L’Italia dei magliari eterna immagine

Fino a ieri per molti l’immagine dell’Europa era stata qualcosa di sacro, di puro e di intoccabile. Una sorta di tempio calvinista della politica, dove serietà, competenza e probità la facevano da padroni. Ricordate quella frase “Ce lo chiede l’Europa” che tagliava di netto qualsiasi obiezione o perplessità?

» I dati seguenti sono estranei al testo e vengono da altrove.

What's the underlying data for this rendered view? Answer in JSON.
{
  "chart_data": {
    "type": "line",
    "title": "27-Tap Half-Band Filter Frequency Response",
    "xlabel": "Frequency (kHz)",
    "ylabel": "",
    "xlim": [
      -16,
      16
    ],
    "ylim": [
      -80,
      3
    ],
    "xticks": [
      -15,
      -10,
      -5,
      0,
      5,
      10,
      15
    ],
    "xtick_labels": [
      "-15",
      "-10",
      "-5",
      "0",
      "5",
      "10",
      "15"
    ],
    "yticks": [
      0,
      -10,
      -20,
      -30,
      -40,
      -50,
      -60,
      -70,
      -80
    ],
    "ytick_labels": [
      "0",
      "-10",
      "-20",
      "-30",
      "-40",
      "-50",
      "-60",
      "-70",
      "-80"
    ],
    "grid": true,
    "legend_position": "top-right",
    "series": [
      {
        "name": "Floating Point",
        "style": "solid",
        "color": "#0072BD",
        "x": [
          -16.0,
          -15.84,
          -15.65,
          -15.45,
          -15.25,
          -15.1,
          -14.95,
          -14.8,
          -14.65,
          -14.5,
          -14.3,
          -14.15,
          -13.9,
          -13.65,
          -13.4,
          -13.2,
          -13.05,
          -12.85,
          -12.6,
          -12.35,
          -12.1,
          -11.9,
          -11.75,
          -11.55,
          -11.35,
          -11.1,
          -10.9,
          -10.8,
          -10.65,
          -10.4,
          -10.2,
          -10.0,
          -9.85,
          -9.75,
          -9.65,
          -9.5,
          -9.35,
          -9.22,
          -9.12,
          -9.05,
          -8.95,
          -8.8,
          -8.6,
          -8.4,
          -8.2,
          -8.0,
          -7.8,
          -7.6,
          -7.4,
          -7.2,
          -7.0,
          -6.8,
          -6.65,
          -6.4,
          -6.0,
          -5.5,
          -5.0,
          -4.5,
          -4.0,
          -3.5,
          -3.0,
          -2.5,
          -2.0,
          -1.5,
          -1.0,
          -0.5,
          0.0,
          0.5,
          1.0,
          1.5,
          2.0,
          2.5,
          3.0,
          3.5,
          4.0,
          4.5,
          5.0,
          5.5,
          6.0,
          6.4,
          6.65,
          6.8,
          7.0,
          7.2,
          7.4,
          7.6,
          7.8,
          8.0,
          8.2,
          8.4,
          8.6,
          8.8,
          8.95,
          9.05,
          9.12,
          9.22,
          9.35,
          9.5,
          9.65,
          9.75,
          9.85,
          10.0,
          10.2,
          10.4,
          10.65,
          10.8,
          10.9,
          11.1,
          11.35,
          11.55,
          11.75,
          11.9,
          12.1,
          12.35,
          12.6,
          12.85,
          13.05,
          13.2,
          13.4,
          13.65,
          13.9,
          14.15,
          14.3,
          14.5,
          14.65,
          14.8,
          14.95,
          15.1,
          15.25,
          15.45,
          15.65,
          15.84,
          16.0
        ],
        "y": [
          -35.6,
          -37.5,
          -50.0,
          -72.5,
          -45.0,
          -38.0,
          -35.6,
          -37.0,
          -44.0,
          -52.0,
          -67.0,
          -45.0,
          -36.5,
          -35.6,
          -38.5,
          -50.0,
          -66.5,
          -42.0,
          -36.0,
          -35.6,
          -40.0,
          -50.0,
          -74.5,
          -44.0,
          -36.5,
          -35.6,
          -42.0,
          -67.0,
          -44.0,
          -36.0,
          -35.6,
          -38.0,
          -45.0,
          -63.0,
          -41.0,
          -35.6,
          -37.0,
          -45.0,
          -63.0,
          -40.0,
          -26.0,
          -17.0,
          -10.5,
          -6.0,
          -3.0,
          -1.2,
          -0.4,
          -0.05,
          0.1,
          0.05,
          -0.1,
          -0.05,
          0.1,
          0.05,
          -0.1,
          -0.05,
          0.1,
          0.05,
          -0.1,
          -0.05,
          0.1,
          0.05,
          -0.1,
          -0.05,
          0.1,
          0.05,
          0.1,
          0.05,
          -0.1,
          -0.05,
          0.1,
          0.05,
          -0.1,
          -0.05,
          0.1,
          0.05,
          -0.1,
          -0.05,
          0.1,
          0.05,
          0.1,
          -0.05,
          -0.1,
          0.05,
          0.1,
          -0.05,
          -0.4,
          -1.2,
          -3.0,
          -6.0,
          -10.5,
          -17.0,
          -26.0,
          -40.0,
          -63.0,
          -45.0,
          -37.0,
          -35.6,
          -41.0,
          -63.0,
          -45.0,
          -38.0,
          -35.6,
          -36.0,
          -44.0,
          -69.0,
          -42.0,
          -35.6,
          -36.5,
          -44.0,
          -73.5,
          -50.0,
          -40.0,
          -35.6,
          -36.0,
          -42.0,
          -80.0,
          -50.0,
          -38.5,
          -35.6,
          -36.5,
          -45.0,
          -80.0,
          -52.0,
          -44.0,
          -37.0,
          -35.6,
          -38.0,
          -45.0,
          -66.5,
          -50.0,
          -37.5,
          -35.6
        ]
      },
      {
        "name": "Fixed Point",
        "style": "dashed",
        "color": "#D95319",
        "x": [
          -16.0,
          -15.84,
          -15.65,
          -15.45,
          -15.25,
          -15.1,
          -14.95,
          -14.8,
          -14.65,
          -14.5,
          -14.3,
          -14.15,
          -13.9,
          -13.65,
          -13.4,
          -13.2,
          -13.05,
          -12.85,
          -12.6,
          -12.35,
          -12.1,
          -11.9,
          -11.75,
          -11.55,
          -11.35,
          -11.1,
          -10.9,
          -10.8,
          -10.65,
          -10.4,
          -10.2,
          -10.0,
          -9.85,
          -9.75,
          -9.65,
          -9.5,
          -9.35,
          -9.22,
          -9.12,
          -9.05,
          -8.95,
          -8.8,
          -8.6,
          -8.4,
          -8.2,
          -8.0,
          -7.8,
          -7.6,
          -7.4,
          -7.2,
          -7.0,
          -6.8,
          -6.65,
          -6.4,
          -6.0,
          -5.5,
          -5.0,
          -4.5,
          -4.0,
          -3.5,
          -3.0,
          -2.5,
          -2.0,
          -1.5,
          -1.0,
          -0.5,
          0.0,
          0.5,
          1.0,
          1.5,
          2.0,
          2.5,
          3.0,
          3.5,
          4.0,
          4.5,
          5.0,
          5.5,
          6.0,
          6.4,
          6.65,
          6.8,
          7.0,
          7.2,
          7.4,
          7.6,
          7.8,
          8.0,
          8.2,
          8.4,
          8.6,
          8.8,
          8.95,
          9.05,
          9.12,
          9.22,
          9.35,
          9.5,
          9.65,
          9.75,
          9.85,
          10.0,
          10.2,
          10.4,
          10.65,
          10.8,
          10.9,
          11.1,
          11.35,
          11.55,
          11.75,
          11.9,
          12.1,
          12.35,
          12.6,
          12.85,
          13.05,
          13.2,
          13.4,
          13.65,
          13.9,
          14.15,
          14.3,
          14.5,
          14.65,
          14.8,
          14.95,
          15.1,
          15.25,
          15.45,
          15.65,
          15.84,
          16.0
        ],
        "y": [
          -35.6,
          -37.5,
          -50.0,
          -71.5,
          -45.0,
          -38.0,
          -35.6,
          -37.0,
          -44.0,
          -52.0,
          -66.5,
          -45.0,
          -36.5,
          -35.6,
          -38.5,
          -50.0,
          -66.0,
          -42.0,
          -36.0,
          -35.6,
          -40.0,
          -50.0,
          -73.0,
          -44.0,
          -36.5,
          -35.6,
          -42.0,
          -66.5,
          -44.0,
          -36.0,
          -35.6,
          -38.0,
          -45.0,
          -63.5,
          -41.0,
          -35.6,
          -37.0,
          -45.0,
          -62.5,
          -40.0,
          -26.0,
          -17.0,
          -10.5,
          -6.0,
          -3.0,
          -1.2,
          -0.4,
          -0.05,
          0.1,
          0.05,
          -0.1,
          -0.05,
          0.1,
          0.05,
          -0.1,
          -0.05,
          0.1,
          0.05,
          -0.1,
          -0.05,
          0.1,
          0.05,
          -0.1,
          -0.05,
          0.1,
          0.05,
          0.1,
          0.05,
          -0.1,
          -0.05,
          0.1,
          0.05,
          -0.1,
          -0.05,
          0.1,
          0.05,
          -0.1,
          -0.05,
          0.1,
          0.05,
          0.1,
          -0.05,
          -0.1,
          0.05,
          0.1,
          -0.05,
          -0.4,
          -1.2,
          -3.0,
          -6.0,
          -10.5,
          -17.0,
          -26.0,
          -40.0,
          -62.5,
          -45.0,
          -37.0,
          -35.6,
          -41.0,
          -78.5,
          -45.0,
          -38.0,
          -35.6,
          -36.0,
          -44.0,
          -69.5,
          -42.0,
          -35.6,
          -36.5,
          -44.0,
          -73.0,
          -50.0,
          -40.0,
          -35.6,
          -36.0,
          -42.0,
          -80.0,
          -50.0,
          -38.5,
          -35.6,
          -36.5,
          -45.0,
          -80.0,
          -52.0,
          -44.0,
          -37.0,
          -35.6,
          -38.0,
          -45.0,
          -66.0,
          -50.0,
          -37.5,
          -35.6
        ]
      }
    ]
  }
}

Certo, c’erano e ci sono gli euroscettici, quelli che sottolineavano che alla fine si tratta solo di un gran carrozzone burocratico che vuole fare il bello e il cattivo tempo nella vita dei cittadini e pretende anche di stabilire, come si dice spesso, quale debba essere la misura delle zucchine. Ma quasi nessuno metteva in dubbio l’onestà delle istituzioni, dove pure di quattrini ne sono sempre girati parecchi. Adesso con il “Qatargate” e la variante marocchina è tutta un’altra musica, il problema è che i primi violini siamo proprio noi italiani. Per quanto la tangentopoli coinvolga soggetti di molti paesi, il fulcro è ancora l’ex europarlamentare lombardo Antonio Panzeri con i mucchi di banconote in casa. Non per nulla ha cominciato a circolare la battuta “Italian job”. E questo per l’immagine del nostro Paese è un dramma. Il rischio, oltre a ritrovarsi di fronte al vecchio refrain dell’italiano “baffo nero, pizza e mandolino” è di pagare caro questo crollo di un’immagine che già non era mai stata considerata fulgida, specie dai Paesi del Nord del Vecchio Continente che, anche se non lo dicono mai in maniera aperta, si libererebbero volentieri di un Paese considerato una “zavorra”.